Research varies on the pros and cons of eating in the morning before resistance training (lifting weights). A recent study published in the Journal of Strength and Conditioning concluded that skipping breakfast before resistance training impairs performance. The small study group of 16 trained men between the age of 23 and 27 had better results with a typical breakfast prior to squats and the bench press.
We, as humans, are hard-wired, in that eating affects the central clock in our brain. This clock controls circadian rhythms and impacts all aspects of metabolism, including how our organs function. An over-scheduled or chaotic day can certainly thwart our best intentions to eat, and to refuel to be our best.
Renowned sports nutritionist Nancy Clarke explains that skipping meals can disrupt normal biological rhythms. The result, she says, is erratic meal timing that can impact the development of cardiovascular disease, Type 2 diabetes and obesity. Athletes who frequently skimp breakfast often get hungry and then devour way too many calories of ice cream and cookies, she says. If this is a nightly habit, the body is poorly programmed to deal with an influx of sweets, and can pave the path to health issues. A good solution, she suggests, would be to eat part of your breakfast prior to training and enjoy the rest afterward.
In terms of weight, it doesn’t matter if you’re dividing your daily calories into one, three, six or nine meals. Calories still matter, and dividing them up throughout the day doesn’t change your body fatness. But, as noted before, it can make a difference in your blood sugar levels.

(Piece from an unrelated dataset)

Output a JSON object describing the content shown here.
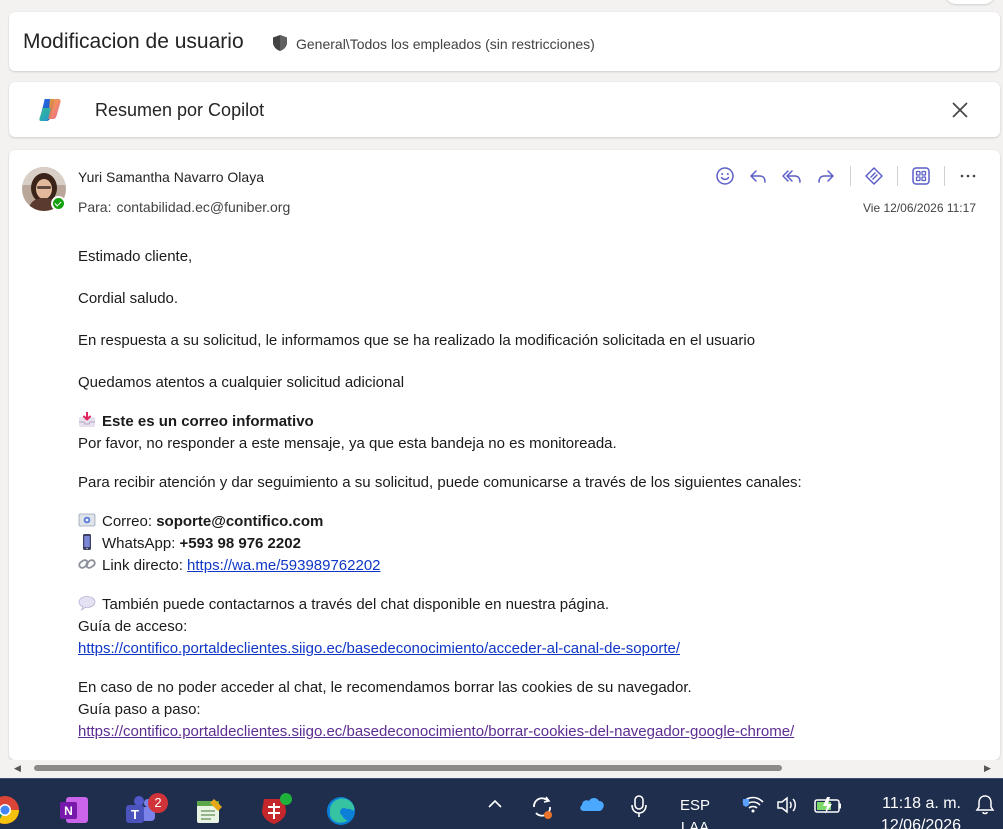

There is new research to support the old adage of breakfast being the most important meal of the day. A study of more than 4,000 middle-age adults found that those who ate breakfast were less likely to have artery-clogging plaque (atherosclerosis) than those who didn’t eat in the morning. Published in the 2017 Journal of the American College of Cardiology, the evidence supported the idea that breakfast eaters typically ate healthier overall and were less likely to be obese or to have high blood pressure, diabetes or unhealthy cholesterol levels. But even with those factors taken into account, skipping breakfast was still linked to a higher risk of atherosclerosis.
So the question remains about whether it’s sensible to skip breakfast before morning training. A new study published in the Journal of Clinical Endocrinology and Metabolism showed that men who performed exercise before breakfast burned double the amount of fat than the group who exercised after breakfast. While this didn’t have any effect on weight loss, it did dramatically increase their ability to respond to insulin.
In effect, exercising in an overnight-fasted state allowed their bodies to use more of the fat from their fat tissue and the fat within the muscle as a fuel. Though the study lasted only six weeks and excluded women, it showed that the muscle from the men who exercised before breakfast had greater increases in key proteins, specifically those involved in delivering glucose from the bloodstream to the muscles.
Everybody starts the day differently. Some people do better eating before a morning workout, while others do not. The choice is yours, so make it one that will energize you for this new day.